Drive Protection — Built-In and What to Add

The 753 includes a comprehensive base protection set:

  • Electronic motor overload (I²t): thermal model of the motor tracks cumulative heat build-up. Configurable for motor class and cooling type — set it accurately to avoid both nuisance trips and under-protection.
  • Input phase loss detection: a missing or unbalanced input phase is detected before it causes DC bus ripple that stresses capacitors and motor windings.
  • Ground fault monitoring: output current imbalance indicating a developing ground fault trips the drive before the fault progresses to a hard short.
  • Safe Torque Off: hardwired STO inputs on the drive's terminal strip provide a Category 3 / PLd safety stop without a safety option card. Wire to a safety relay and the STO function is complete — no additional hardware required.

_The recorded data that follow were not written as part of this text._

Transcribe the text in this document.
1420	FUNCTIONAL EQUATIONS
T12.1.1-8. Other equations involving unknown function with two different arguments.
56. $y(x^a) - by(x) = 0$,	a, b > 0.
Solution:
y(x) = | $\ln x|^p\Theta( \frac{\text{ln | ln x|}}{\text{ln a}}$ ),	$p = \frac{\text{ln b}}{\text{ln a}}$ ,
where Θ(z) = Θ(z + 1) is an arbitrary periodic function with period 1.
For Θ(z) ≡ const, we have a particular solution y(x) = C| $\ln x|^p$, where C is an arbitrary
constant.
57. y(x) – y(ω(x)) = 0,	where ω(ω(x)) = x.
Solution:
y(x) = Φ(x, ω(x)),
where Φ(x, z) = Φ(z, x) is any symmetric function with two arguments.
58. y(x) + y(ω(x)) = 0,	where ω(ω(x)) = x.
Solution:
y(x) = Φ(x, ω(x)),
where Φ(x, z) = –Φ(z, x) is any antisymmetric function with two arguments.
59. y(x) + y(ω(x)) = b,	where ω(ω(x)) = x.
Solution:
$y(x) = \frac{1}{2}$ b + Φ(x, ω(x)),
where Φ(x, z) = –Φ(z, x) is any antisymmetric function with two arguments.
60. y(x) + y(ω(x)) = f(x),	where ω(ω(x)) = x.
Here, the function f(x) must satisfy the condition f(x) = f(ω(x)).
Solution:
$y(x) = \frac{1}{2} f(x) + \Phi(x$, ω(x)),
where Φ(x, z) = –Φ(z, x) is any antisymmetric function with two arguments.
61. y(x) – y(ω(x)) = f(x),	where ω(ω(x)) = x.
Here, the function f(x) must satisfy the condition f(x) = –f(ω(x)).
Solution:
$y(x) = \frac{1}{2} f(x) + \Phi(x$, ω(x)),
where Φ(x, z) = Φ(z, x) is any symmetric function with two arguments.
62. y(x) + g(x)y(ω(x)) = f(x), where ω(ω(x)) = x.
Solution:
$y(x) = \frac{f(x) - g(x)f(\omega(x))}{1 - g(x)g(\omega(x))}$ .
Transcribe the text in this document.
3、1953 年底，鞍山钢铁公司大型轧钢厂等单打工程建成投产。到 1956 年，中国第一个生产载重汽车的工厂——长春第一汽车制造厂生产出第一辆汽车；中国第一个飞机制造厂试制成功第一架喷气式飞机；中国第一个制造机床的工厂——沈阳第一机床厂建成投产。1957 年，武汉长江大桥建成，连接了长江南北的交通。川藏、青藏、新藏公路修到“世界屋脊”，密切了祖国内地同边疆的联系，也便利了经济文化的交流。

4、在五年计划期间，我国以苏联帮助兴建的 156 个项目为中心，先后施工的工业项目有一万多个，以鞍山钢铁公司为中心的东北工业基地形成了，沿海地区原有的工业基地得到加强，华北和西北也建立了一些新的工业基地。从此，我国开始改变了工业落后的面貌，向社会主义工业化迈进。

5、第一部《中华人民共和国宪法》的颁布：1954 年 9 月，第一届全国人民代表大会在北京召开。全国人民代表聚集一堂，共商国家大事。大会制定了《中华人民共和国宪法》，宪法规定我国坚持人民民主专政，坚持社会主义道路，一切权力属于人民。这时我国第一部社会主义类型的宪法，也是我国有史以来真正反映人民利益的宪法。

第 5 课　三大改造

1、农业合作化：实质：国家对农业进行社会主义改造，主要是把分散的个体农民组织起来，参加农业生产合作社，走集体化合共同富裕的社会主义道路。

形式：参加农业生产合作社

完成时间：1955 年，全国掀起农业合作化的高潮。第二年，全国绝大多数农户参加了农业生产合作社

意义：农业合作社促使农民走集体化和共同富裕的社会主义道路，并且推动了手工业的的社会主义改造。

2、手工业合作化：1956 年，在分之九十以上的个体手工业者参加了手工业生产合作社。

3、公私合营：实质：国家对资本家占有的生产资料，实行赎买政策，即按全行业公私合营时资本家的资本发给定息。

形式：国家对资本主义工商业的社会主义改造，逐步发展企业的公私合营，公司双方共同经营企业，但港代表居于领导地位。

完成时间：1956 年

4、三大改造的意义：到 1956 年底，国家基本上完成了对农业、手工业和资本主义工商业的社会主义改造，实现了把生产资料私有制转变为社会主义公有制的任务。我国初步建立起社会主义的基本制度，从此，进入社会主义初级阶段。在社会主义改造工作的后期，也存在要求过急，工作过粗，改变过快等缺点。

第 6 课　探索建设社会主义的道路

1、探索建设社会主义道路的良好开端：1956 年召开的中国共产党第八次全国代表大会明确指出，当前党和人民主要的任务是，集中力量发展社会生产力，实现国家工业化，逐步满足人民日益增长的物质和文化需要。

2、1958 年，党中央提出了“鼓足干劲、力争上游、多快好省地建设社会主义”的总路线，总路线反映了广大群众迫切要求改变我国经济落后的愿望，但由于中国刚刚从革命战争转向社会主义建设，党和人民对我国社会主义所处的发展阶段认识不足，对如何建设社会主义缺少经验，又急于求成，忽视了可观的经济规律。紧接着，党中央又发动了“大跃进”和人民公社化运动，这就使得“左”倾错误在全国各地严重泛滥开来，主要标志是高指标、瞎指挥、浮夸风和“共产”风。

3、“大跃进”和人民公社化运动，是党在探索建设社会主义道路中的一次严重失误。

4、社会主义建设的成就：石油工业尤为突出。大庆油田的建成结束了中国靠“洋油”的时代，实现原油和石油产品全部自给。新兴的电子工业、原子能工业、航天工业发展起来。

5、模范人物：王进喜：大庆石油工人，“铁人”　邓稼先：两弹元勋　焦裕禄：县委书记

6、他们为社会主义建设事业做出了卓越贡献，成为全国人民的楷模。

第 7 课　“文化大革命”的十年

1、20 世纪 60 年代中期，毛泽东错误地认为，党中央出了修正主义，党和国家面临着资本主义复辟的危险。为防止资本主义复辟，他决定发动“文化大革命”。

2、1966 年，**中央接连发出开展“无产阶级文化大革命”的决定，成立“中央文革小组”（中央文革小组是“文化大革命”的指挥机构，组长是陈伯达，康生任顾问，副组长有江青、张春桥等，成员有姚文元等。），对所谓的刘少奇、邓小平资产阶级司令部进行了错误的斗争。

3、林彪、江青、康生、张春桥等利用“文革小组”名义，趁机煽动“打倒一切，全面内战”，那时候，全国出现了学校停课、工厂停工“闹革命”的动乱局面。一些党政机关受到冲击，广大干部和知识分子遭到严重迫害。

What isn't included: a dynamic braking resistor (the internal transistor switches braking energy to an external resistor that must be sized and connected for applications with regenerative braking requirements), and any communication option beyond the single EtherNet/IP port unless an option card is installed.

FAQ

Q: What is the difference between the 753 and the 755 at this power level?

The 755 series offers more option card slots (5 vs 2), dual-port EtherNet/IP with DLR support, more advanced protection diagnostics, and compatibility with safety option cards. The 753 covers the same motor control capability (V/Hz, SVC) with a simpler feature set at a smaller physical footprint. For applications that don't need safety option cards, DLR topology, or more than two option slots, the 753 is the straightforward choice.

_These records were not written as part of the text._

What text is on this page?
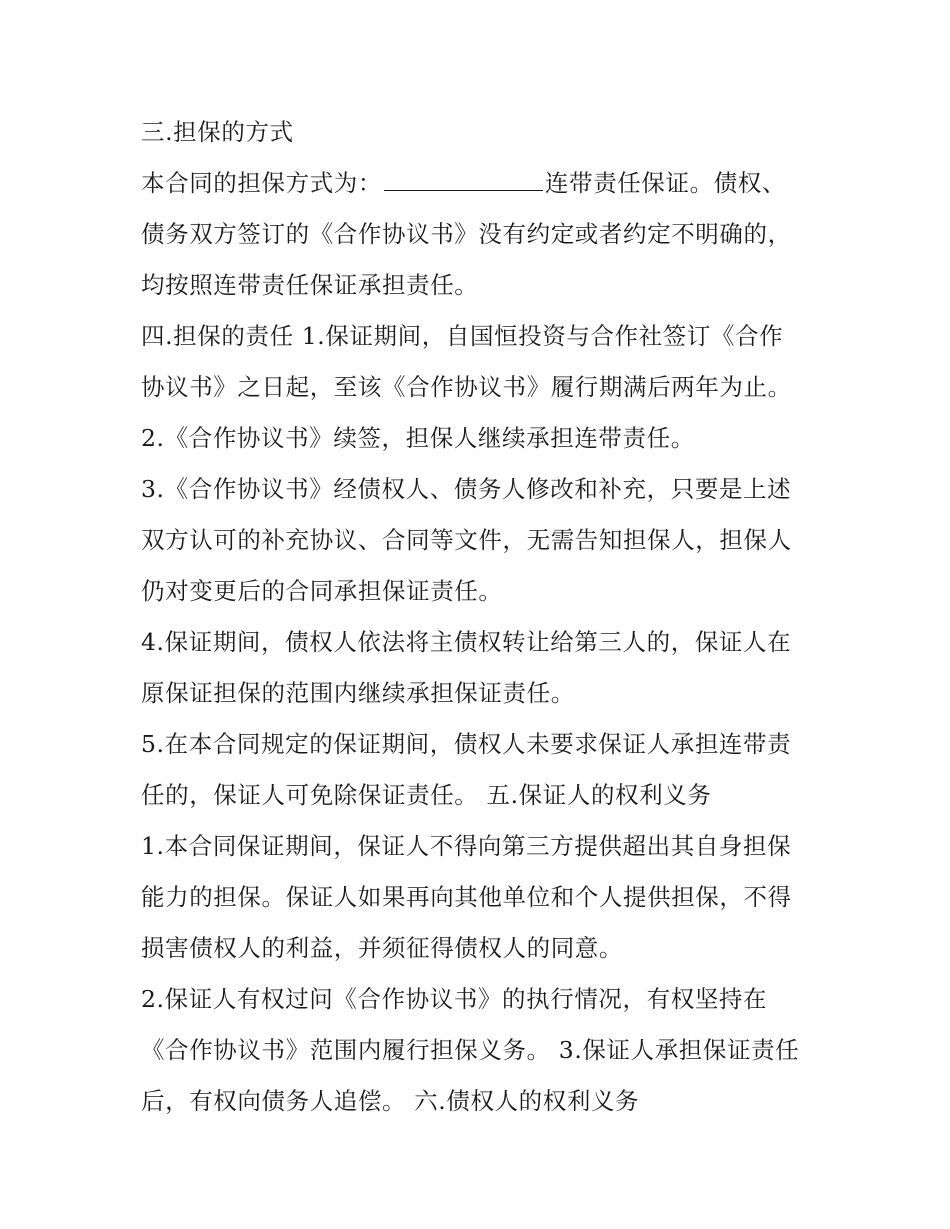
三.担保的方式
本合同的担保方式为：	连带责任保证。债权、
债务双方签订的《合作协议书》没有约定或者约定不明确的，
均按照连带责任保证承担责任。
四.担保的责任 1.保证期间，自国恒投资与合作社签订《合作
协议书》之日起，至该《合作协议书》履行期满后两年为止。
2.《合作协议书》续签，担保人继续承担连带责任。
3.《合作协议书》经债权人、债务人修改和补充，只要是上述
双方认可的补充协议、合同等文件，无需告知担保人，担保人
仍对变更后的合同承担保证责任。
4.保证期间，债权人依法将主债权转让给第三人的，保证人在
原保证担保的范围内继续承担保证责任。
5.在本合同规定的保证期间，债权人未要求保证人承担连带责
任的，保证人可免除保证责任。 五.保证人的权利义务
1.本合同保证期间，保证人不得向第三方提供超出其自身担保
能力的担保。保证人如果再向其他单位和个人提供担保，不得
损害债权人的利益，并须征得债权人的同意。
2.保证人有权过问《合作协议书》的执行情况，有权坚持在
《合作协议书》范围内履行担保义务。 3.保证人承担保证责任
后，有权向债务人追偿。 六.债权人的权利义务
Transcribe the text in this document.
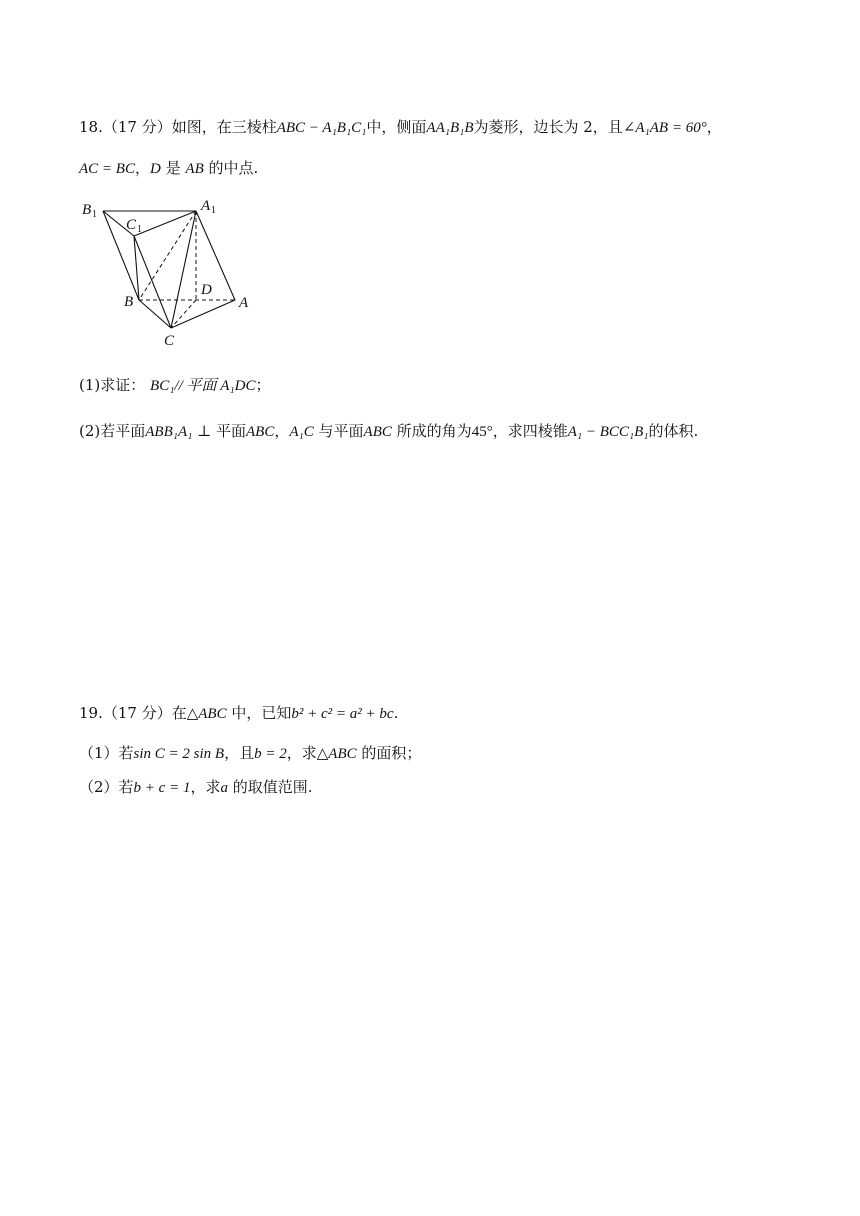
18.（17 分）如图，在三棱柱ABC − A₁B₁C₁中，侧面AA₁B₁B为菱形，边长为 2，且∠A₁AB = 60°，
AC = BC，D 是 AB 的中点.
B 1
C 1
A 1
D
B	A
C
(1)求证： BC₁// 平面 A₁DC；
(2)若平面ABB₁A₁ ⊥ 平面ABC，A₁C 与平面ABC 所成的角为45°，求四棱锥A₁ − BCC₁B₁的体积.
19.（17 分）在△ABC 中，已知b² + c² = a² + bc.
（1）若sin C = 2 sin B，且b = 2，求△ABC 的面积；
（2）若b + c = 1，求a 的取值范围.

Q: Can the onboard PID function replace a PLC for simple pressure control loops?

For single-variable, single-setpoint control (maintain pressure at a fixed setpoint), yes — the onboard PID handles it without PLC involvement. The drive adjusts speed to maintain the analog feedback value at the setpoint. For multi-setpoint scheduling, cascade loops, or control logic that involves multiple sensors, a PLC-based PID is more appropriate.

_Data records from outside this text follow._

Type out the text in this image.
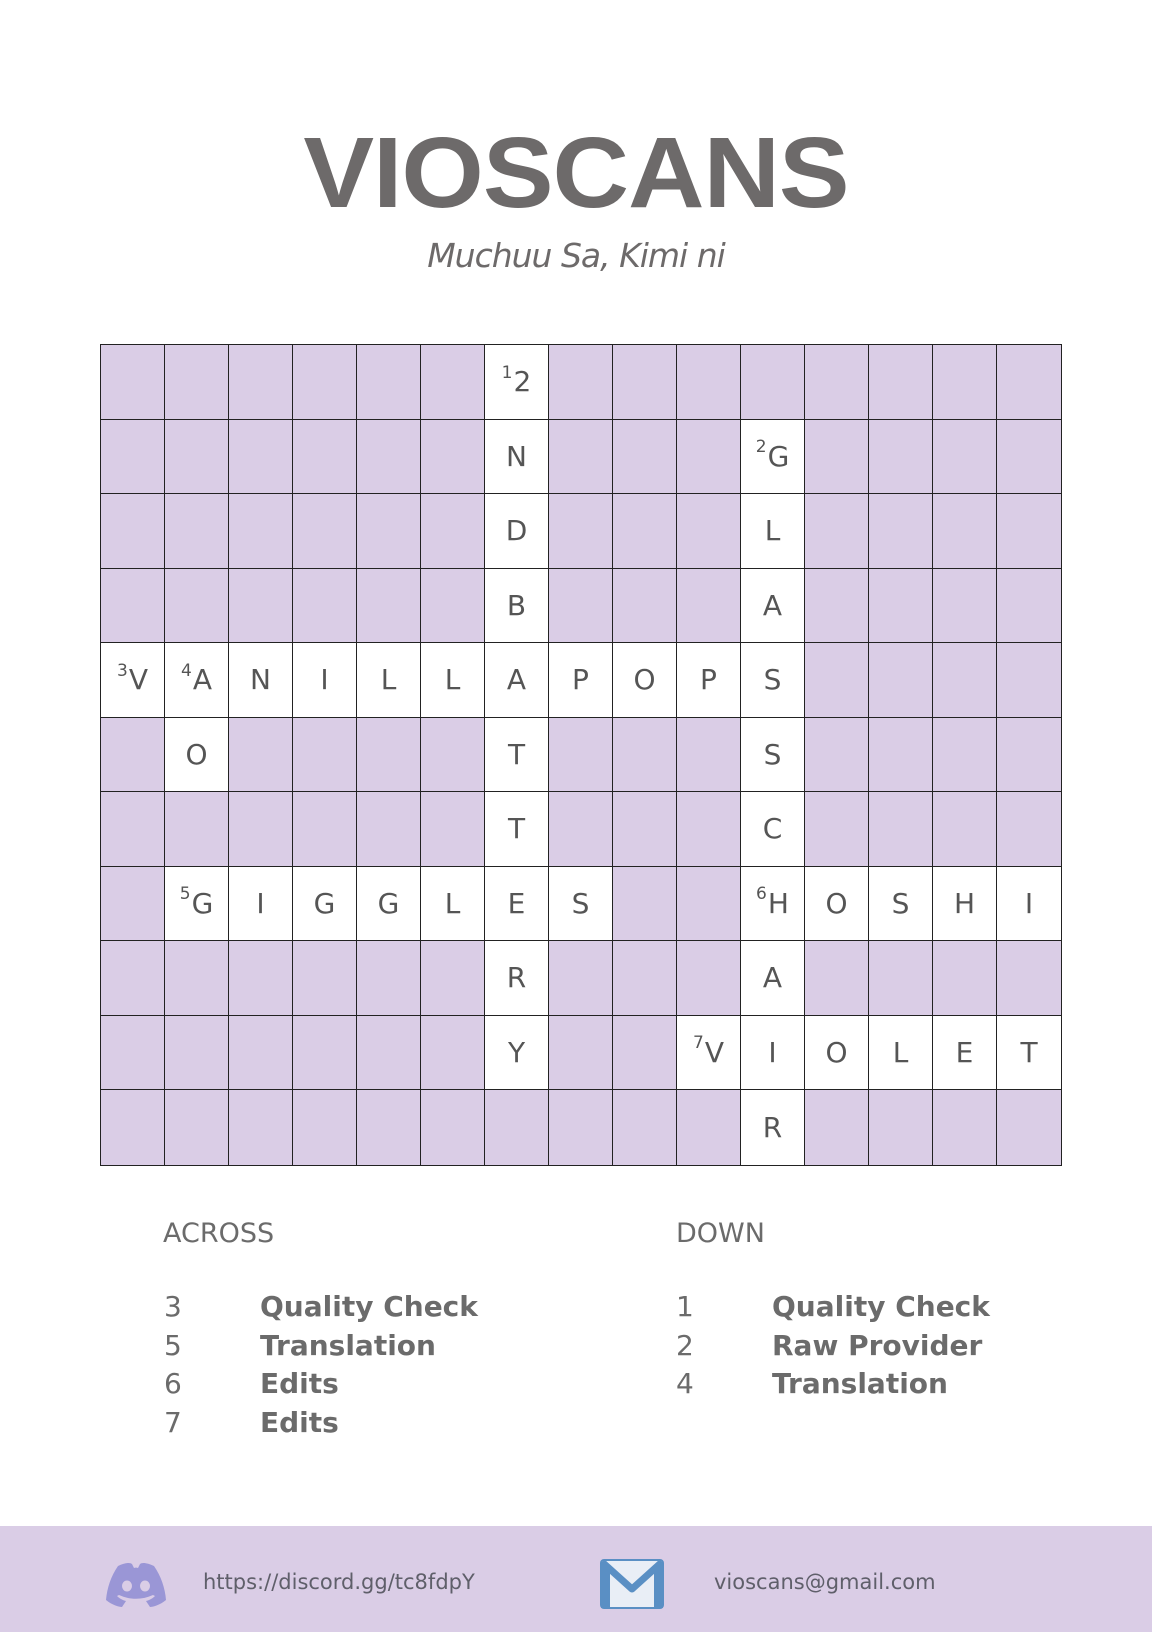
VIOSCANS
Muchuu Sa, Kimi ni
1 2
N	2 G
D	L
B	A
3 V 4 A N I L L A P O P S
O	T	S
T	C
5 G I G G L E S	6 H O S H I
R	A
Y	7 V I O L E T
R
ACROSS	DOWN
3	Quality Check
5	Translation
6	Edits
7	Edits
1	Quality Check
2	Raw Provider
4	Translation
https://discord.gg/tc8fdpY	vioscans@gmail.com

Q: Does this drive require a line reactor on the input?

Not required, but recommended for installations with weak supplies (high source impedance), unbalanced voltages, or frequent voltage transients. A 1.5–3% input line reactor reduces harmonic current distortion and protects the drive's input rectifier from voltage spikes. At 10 HP in industrial environments with multiple large drives and motors on the same distribution transformer, input reactors are good practice regardless of the drive manufacturer's minimum requirement.

Q: How is the IP address assigned for EtherNet/IP communication?

Default is BOOTP. Use the drive's HIM to navigate to the network parameters and set a static IP, subnet, and gateway before connecting to the production network. Static addressing is strongly recommended for production drives — BOOTP addresses can reassign after a power cycle on networks without a permanent static BOOTP mapping.